The reactivation of the section to Osnabrück on 12 June 2005 was celebrated with numerous festivals along the line. Since then, the Haller Willem service has again operated from Bielefeld to Osnabrück. Simultaneously with the start-up a new composite fare for southern Osnabrück district (VOS-Plus) and a transition fare of the Zweckverband Verkehrsverbund OWL (Ostwestfalen-Lippe transport association)—Der Sechser (“the six”)—came into force. Not included in the transition fares are the neighbouring municipalities of Werther, Versmold, Bad Iburg and Bad Laer. The number of passengers has greatly increased since the reactivation of the line.
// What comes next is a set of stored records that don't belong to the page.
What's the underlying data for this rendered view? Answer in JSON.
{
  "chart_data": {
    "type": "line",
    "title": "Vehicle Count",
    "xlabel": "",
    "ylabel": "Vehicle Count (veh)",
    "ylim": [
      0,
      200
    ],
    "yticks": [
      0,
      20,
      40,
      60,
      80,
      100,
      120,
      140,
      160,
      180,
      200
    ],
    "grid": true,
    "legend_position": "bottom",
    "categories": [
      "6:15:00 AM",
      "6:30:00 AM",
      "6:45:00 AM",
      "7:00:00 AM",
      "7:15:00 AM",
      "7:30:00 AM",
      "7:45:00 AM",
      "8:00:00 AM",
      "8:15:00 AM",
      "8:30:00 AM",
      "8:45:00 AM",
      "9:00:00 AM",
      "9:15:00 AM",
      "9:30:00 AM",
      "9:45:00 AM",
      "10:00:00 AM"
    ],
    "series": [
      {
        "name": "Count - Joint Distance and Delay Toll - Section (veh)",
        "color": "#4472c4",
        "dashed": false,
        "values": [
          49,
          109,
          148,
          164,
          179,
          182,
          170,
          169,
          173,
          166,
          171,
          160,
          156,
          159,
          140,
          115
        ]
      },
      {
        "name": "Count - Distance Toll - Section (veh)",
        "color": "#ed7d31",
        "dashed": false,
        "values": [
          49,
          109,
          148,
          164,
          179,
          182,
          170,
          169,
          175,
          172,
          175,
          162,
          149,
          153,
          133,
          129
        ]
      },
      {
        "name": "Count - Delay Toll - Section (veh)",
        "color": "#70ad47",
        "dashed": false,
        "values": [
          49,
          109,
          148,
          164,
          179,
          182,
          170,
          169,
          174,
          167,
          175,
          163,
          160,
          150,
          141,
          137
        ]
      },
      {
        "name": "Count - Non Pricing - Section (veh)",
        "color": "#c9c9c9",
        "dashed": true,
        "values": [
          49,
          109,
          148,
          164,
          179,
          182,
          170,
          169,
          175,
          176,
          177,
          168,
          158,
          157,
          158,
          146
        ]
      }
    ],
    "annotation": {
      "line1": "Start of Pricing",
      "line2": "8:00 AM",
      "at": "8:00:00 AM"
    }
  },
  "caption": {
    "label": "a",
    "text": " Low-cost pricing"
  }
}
The Haller Willem runs every half-hour at peak times between Bielefeld and Halle and the introduction of a continuous half-hourly service is discussed.

Freight transport operates to a siding located at Quelle station, which is served from Brackwede twice a week on Tuesdays and Thursdays. Empty wagons are delivered to the siding of the Kastrup Recycling company and are filled with scrap.

== Rail services ==

The line is served by Regionalbahn service RB 75 (Haller Willem), operated by NordWestBahn with Bombardier Talent diesel railcars. The speed limit on this section is 80 km/h and the average speed of the RB 75 is 46 km/h.